I am interested in exploring the work and theory of contemporary performance artist and author Joanna Frueh, as a way of examining how "third-wave" feminism allows for greater complexity in the handling of subjects such as eroticism, pleasure, beauty/ugliness, and compassionate embodiment in the female experience. It is my sense (from within my very basic understanding of the history of feminism) that, at its inception, feminism characterized the female body in more blatant, hyperbolic terms: the victimized body, the aggressively sexual(ized) body, etc. Joanna Frueh, however, proposes - to an almost comically 'new-age-y' degree - a gentler, less militant, more complicated model for female embodiment and empowerment. She conveys these ideas through books and articles, as well as through her text-based performance works.
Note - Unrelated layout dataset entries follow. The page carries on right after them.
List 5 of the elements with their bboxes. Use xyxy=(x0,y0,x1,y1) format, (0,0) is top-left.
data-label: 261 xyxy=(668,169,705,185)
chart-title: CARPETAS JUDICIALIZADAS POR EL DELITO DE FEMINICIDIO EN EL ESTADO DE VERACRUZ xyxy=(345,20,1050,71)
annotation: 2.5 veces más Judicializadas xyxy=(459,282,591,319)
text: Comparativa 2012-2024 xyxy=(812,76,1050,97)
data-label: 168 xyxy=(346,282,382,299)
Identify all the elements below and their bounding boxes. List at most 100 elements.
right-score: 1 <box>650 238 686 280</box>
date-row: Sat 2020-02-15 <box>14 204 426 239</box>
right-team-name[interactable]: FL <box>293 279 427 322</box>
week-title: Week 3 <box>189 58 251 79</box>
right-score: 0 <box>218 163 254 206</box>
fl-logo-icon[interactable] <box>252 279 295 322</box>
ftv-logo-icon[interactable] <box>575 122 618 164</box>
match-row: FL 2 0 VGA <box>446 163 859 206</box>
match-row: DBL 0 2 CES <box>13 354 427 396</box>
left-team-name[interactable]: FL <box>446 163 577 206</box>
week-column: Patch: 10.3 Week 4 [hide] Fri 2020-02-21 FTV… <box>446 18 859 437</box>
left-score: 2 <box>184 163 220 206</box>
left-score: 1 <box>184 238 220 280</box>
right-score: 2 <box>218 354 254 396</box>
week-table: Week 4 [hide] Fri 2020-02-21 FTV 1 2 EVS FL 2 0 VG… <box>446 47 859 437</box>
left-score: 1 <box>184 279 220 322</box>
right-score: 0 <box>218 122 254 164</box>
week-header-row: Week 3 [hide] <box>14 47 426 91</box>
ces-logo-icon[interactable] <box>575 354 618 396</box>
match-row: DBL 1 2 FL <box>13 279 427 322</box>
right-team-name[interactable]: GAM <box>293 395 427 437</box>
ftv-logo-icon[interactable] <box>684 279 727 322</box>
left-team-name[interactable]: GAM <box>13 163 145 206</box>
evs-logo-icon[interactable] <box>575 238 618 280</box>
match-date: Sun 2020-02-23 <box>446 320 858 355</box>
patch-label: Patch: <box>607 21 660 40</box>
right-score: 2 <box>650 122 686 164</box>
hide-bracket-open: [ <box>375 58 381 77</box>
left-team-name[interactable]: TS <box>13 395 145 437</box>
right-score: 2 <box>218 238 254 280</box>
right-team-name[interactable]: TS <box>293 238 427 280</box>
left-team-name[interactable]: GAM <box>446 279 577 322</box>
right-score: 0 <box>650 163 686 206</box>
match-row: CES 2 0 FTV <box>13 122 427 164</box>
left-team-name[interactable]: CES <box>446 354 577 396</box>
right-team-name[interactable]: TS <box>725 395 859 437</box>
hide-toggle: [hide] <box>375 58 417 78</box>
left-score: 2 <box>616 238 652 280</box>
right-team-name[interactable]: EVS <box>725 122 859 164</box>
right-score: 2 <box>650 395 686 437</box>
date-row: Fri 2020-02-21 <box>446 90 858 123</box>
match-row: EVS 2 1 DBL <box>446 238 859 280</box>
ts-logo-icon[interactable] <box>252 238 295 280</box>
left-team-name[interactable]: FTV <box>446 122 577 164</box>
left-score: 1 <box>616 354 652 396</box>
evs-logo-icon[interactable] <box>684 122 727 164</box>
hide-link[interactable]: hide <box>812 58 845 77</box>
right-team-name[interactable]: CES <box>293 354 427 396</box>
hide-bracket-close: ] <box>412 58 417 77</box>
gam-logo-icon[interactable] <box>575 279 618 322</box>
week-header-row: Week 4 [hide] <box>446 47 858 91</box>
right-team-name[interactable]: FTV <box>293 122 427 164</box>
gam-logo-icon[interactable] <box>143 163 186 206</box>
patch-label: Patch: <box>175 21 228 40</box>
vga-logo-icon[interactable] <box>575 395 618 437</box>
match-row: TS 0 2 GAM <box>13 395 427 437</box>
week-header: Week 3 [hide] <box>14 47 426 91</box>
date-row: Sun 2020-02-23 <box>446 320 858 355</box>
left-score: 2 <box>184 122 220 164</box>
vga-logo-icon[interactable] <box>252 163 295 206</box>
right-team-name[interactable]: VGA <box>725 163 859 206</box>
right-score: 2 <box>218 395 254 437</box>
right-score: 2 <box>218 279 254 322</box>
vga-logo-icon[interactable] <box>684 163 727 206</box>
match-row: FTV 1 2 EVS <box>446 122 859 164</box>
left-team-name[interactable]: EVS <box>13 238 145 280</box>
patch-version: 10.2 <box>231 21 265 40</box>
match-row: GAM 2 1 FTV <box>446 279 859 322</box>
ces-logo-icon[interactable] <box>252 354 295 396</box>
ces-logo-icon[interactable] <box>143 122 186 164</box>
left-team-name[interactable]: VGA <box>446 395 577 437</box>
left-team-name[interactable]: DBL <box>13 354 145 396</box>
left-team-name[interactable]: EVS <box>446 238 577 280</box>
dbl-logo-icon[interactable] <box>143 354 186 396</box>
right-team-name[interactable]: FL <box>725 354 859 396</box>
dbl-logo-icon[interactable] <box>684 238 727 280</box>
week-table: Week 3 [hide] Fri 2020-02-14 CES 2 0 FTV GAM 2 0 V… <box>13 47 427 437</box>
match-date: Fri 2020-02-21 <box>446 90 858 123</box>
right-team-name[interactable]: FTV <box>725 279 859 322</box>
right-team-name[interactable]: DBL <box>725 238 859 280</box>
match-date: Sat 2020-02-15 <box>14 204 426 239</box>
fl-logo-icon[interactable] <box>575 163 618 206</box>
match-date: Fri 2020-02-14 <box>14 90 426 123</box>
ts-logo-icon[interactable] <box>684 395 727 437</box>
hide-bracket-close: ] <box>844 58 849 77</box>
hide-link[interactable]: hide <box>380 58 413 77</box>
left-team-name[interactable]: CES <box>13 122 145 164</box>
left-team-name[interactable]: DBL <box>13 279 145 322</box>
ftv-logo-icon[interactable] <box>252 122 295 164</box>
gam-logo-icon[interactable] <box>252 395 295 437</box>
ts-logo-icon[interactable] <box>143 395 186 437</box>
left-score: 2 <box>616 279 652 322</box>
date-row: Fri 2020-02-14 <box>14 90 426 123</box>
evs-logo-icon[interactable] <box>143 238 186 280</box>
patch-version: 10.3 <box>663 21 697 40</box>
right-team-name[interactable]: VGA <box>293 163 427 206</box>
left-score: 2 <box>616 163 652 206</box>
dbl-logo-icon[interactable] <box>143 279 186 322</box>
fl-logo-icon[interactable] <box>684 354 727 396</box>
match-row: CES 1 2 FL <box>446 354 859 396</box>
While Frueh is clearly over 45 years of age, and thus came of age artistically in a pre-third-wave climate, she continues to perform, publish, and teach actively today, and her work continues to attract the consideration of contemporary critics and theorists. As I do more research on Frueh, the criticism surrounding her work, and "third-wave" feminism as a whole (*is* it a 'whole'? - that is a complicated question - also something I intend to develop a better understanding of...), I will post more specifics about how Frueh's work embodies significant questions/issues in third-wave feminism, or in whatever you want to call today's climate of feminist issues and concerns.
Link to Frueh's site: www.joannafrueh.com
Posted by Adrienne Lynch
1 comment:
It is nice to see an artist who reclaims "sweet" and "girly" poses and colors to use in the name of feminism.
Is her work mostly performance stuff? I can't seem to find any reproductions of it on her website. Are the scripts just not running right on my computer? Or where can we see clips?